Voilà pour moi une question pleine de sens. Il y a actuellement à Paris une exposition à la Cité des Sciences sur l’urgence climatique et 2025 ce sera l’année de la France au Brésil. Cette exposition va ainsi être amenée au Brésil et je suis chargé de la transposition de la version française à une version brésilienne. Mais je ferai quelque chose de différent, moins centré sur la lecture et davantage sur l’expérience physique et émotionnelle. Car la crise climatique est mon principal cauchemar et je suis très pessimiste concernant l’avenir.

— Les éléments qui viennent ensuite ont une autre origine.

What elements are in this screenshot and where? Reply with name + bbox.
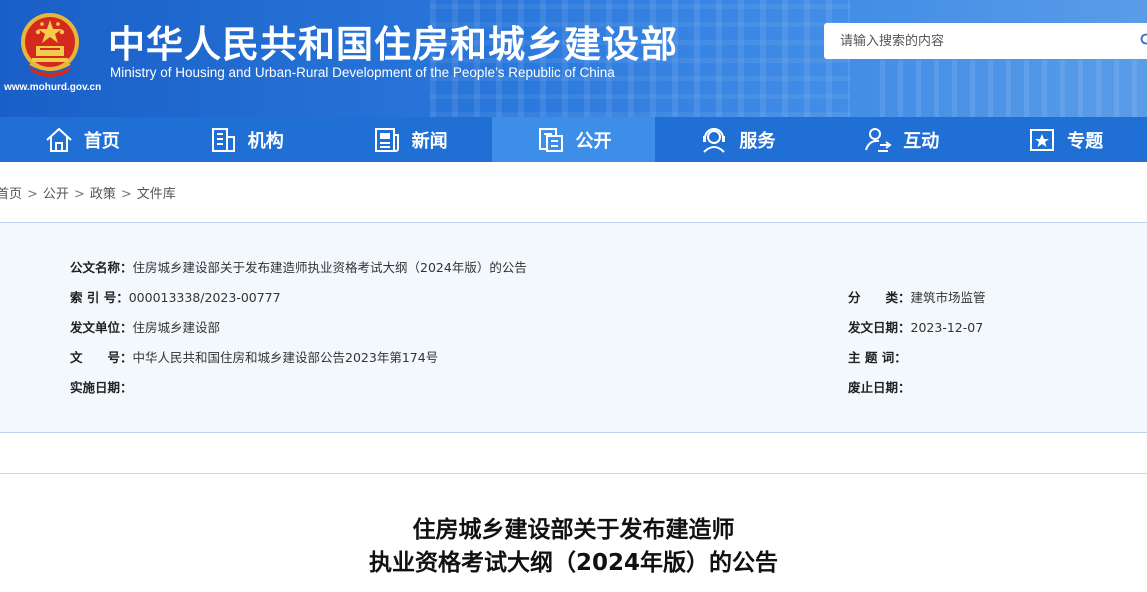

Ma grande question pour mon futur film sur le sujet est de savoir s’il est possible de transmettre de l’espoir. Comment ne pas être déprimant ? Je pense vraiment que l’effondrement de la civilisation va arriver dans 15 ans, voire 10 ans. Il y a eu des incendies au Brésil cette année et le fleuve Amazone est en train de s’assécher. Si on perd cette eau, l’agriculture au Brésil va mourir. Et c’est la principale force économique du pays…
J’essaie d’avoir de l’optimisme avec ce film mais c’est difficile. Ce sera une fiction de deux heures qui se passera dans plusieurs endroits du monde. On change le scénario presque tous les jours car on proposera différentes approches de la thématique climatique. Cela va demander un gros travail.